What do you think of when you think of wheelchair lifts? Do you think of the lifts on school buses for special needs children? Do you think of the Pixar movie Up when the main character rides up and down his house stairs in a wheelchair lift? Whatever you think of, it is probably an example that shows how necessary and helpful wheelchair lifts can be to those who are wheelchair-bound.
The Law of the Lifts
Although lifts are not required in buildings, they can be used to help fulfill the requirements for ramps and accessibility set by the ADA. In addition, lifts are most commonly used on public transport vehicles, such as buses, to help them meet accessibility laws.
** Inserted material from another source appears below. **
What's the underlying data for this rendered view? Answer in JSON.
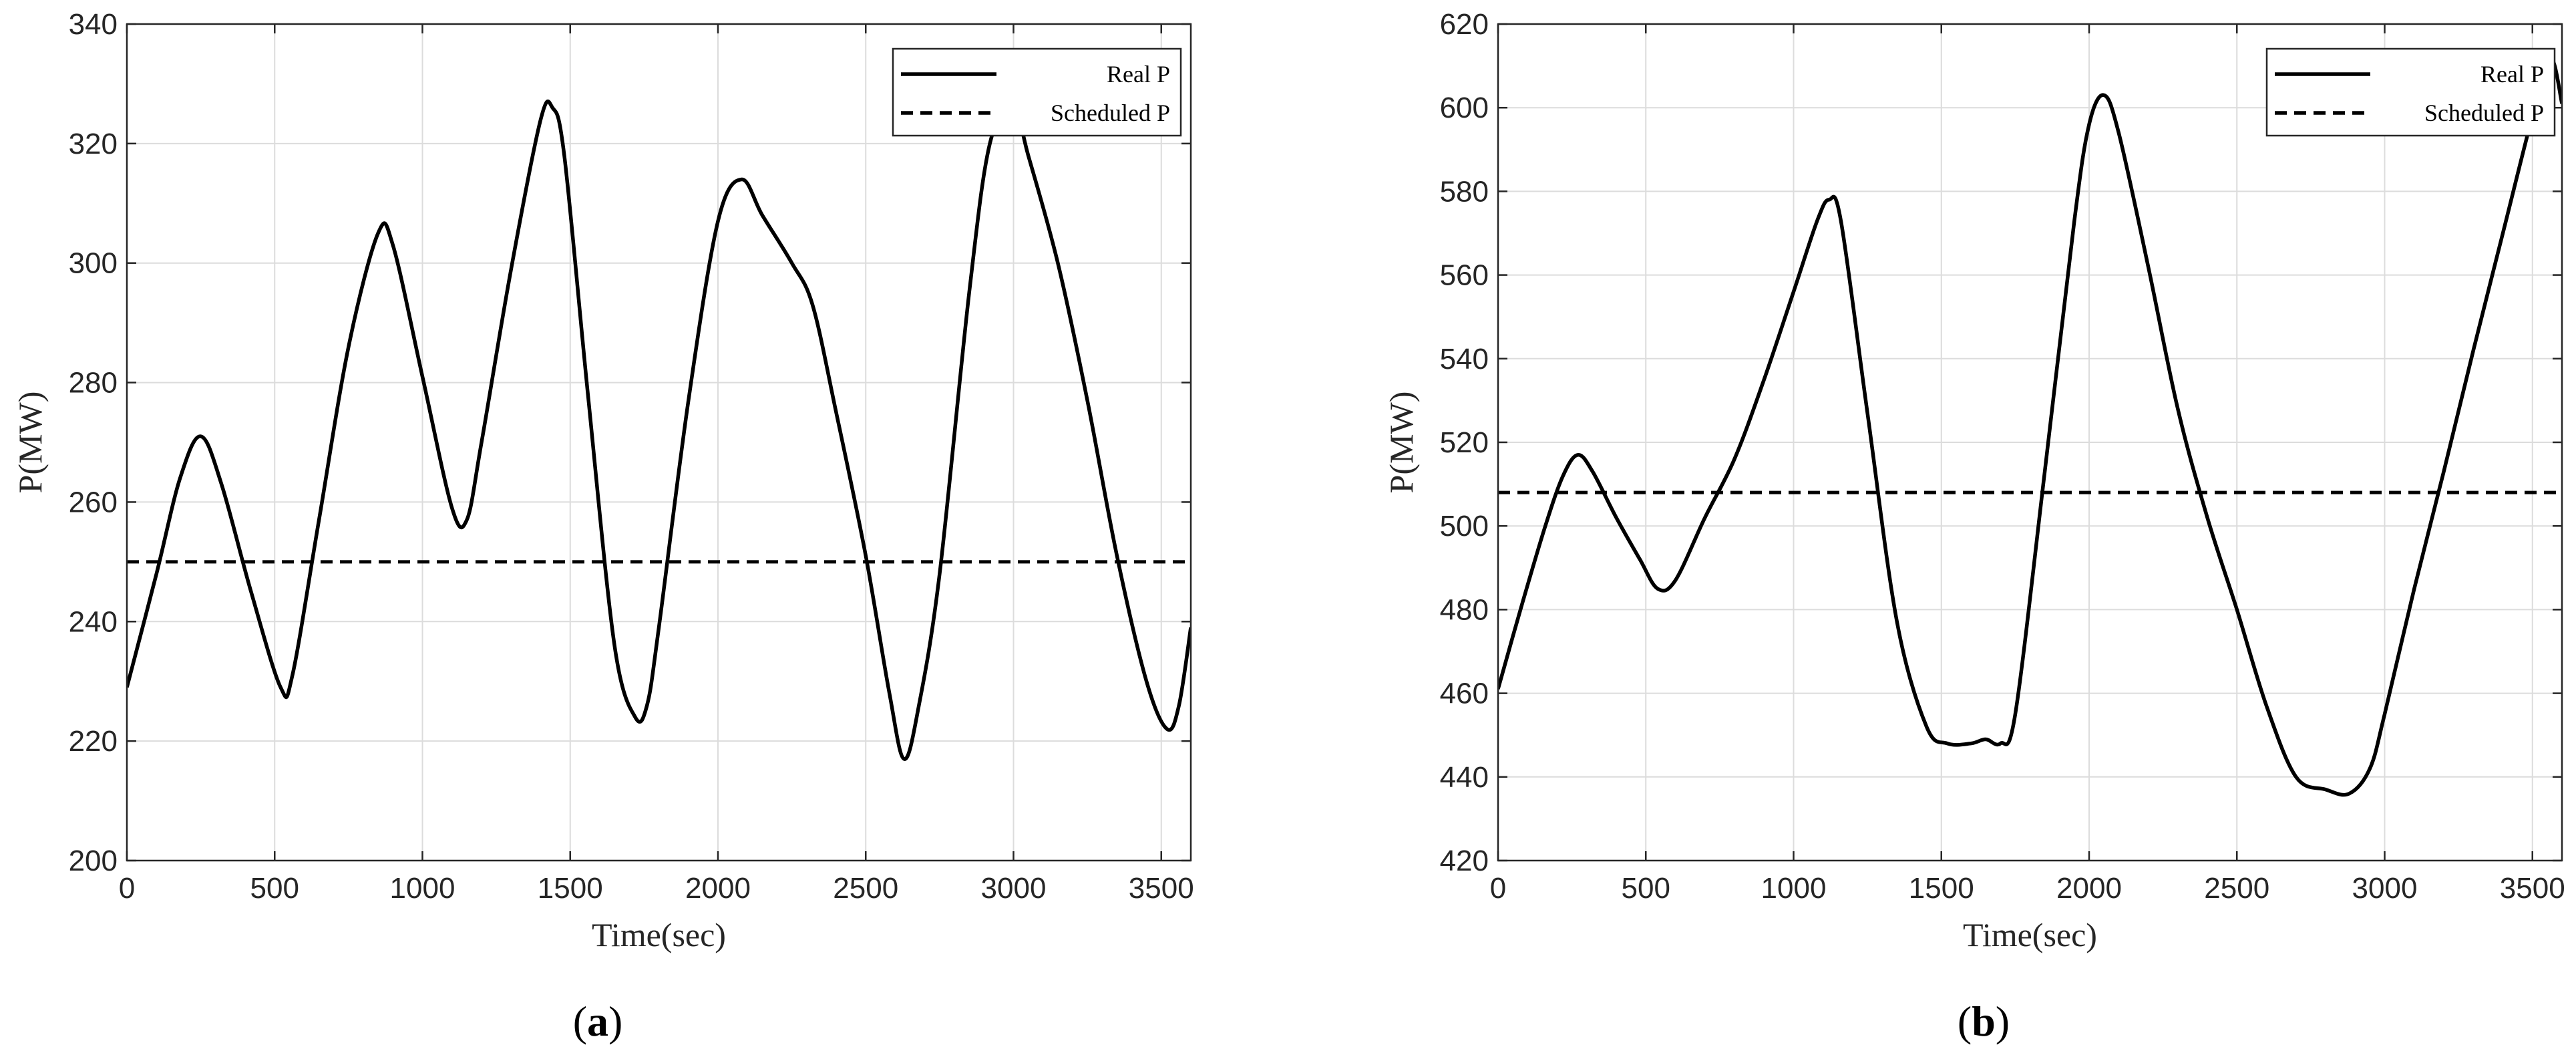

Depending on what type of vehicle you have, you might not need a chair lift. Ramps are often able to be used, especially with mini-vans. However, if you have a full-size van, you should consider installing a wheelchair lift-especially if the wheelchair is a permanent situation for you. There are two different options. A single-arm lift takes up less space and is cheaper, but can only be used in certain situations and has limited carrying capacity. In contrast, a dual-arm lift can carry up to 800 pounds. However, it takes up a lot of space and therefore is used mostly for back entry.
If you are thinking about installing a lift in your home to make stairs easier for a wheelchair and it’s passenger, there are some things to consider. First, know the difference between a stair lift and a chair lift. The first will only carry the passenger. However, if you have a consistent way to get the chair itself up and down the stairs, this is a great alternative, as it requires less space, less construction, and is often cheaper.
A full-on wheelchair lift will have a platform big enough for the chair itself. Due to the intense weight and size requirements, it requires much more room and construction. These are often made only via custom orders and can therefore be pricey.